The train begins moving again. The old man fidgets in his seat, gingerly adjusting his too-small poncho. He glances at the woman beside him and the hood covering her head, the gray scarves wrapped around her waist. She refuses to look at him, fixing her eyes on the expanse of gray architecture outside. There is not a single person in sight.
“It’s such a lovely feeling riding this train, isn’t it? So smooth, and quiet. A lot of time to reflect, I’m guessing?” The old man chuckles. The woman tightens her grip on the cardboard box in her hands and continues looking away.
“A lot of time to reflect…,” he repeats. He adds under his breath, “Not like everyone here hasn’t already done a lot of that. Not an easy decision to make, huh?”
He throws back his head and laughs, stringy gray hair falling out from under his cap. The woman jerks her head, her eyes wide and quivering. The other passengers startle in their seats, searching for the source of the foreign sound. When their eyes land on him, they freeze in their positions and stare like children. The old man continues laughing, eyes squeezed shut. His cackles echo in the train car. Finally, they die down to gasps, and he mutters, “That’s the understatement of the era.”
He settles down, crossing his arms under his poncho, giggling from time to time. The rest of the passengers return to their silent pondering. The woman, unblinkingly staring out her window, almost forgets that he’s next to her. Her mind continues racing through all the things she’s going to do once she reaches her destination—their destination, really, because all of the people here are going to the same place. She tries to find the most efficient way to say all the things she needs to say so that her words will still convey the same meaning but so she can say them in time. The
irony of the situation is not lost on her. She has been given the sacred gift of more time but is limited to mere minutes of it. No, given is not the right term, she decides. That makes it seem like this is a charity. It’s a bargain, a negotiation, a deal, a trade.

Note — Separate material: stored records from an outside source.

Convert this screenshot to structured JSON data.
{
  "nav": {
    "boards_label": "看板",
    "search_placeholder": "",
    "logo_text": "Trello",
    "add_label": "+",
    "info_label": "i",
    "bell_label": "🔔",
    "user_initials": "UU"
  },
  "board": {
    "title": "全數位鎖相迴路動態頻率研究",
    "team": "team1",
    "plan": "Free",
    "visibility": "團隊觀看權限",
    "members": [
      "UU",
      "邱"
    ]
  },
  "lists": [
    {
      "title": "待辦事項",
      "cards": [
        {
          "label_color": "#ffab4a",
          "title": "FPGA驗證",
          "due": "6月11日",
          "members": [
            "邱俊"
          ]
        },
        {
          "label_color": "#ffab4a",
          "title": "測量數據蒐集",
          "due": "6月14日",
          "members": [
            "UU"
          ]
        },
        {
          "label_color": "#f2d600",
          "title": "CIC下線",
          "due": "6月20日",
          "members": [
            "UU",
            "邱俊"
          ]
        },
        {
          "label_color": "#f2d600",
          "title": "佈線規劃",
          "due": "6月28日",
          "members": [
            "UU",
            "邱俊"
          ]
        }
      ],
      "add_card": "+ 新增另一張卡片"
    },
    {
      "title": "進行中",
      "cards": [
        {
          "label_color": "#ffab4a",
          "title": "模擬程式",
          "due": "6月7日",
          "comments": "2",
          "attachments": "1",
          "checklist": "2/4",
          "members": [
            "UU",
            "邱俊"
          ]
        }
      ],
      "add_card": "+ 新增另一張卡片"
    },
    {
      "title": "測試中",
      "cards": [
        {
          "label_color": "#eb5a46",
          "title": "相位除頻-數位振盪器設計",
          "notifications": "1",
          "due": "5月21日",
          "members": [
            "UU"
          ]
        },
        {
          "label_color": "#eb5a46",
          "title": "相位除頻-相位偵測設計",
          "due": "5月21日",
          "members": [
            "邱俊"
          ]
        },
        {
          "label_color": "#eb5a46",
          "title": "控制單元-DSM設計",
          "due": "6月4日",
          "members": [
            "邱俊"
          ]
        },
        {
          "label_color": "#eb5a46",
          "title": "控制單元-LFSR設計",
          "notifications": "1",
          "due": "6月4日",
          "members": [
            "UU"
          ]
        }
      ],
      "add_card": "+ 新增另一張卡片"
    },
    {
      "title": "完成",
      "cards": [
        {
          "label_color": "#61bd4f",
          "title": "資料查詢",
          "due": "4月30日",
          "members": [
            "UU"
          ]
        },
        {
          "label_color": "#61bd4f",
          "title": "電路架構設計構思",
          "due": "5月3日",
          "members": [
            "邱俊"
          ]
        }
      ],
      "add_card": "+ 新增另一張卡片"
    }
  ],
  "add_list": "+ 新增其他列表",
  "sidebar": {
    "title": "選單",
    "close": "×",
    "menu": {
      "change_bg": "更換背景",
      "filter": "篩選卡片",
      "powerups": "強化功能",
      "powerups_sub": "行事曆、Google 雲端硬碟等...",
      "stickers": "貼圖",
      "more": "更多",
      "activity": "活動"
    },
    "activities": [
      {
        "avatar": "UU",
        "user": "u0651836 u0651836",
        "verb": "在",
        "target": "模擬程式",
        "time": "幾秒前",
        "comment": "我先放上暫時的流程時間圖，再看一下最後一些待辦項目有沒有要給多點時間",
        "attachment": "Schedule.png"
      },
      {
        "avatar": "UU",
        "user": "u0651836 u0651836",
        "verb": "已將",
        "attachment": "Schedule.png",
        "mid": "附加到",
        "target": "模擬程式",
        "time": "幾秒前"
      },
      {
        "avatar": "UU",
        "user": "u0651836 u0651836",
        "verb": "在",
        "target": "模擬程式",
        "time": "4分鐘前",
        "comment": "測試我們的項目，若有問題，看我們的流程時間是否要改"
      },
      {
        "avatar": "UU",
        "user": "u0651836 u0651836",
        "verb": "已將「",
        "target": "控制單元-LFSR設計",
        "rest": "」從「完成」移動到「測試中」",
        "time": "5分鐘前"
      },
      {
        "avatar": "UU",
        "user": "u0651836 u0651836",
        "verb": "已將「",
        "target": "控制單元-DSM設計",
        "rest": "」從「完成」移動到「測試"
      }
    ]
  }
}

A time later, the old man reaches into a pocket and pulls out a tattered paper, barely bigger than his thumb. His expression mirrors those of his fellow passengers. At his bitter sigh, the woman finally removes her gaze from the gray landscape. Her eyes trace the haggard desperation in his face that laughter and paint-splashed colors cannot mask. That look is the one that all of the passengers wear. If they didn’t, why else would they choose to take this ride?
The woman’s gaze falls to the paper in the old man’s hands. It’s a photo, stained beyond proper recognition, but she can make out two things: a child’s wide, pure smile and a mother’s unfaltering love.
She pauses, taking in the photo and the familiarity of the scene. The lines of her face soften. She opens the box that she holds, untying the carefully-knotted white string that secures it. The old man lifts his head, carefully tucks his picture away, and watches as the woman reveals stacks upon stacks of yellowed pictures. All of them are of family, a laughing child. She lifts one out and traces a finger on the inked curve of the baby’s chin.
The two meet each other’s gazes. That fragile way of life that they chose to bring upon themselves unites them and probably everyone else sitting in that train car. They exchange soft smiles.
It’s now that the train comes to a slow stop. The passengers all know without looking that this is the final stop; they can feel it in their burning anticipation and dread. The woman and the old man exit side-by-side, each comforted by the other’s presence. They have never spoken a word to each other, but they have made the same final decision. In moments, each of the passengers will speak with their lost ones for the first and last time. They will bend the laws of nature in return for final obedience to those laws. Only they understand why anyone would ever make the decision to get on this train. They don’t claim that their choice is right, but it’s the one they have made. Fatal “punishment” in return for bringing peace to the lost—in their eyes, it’s an honorable choice.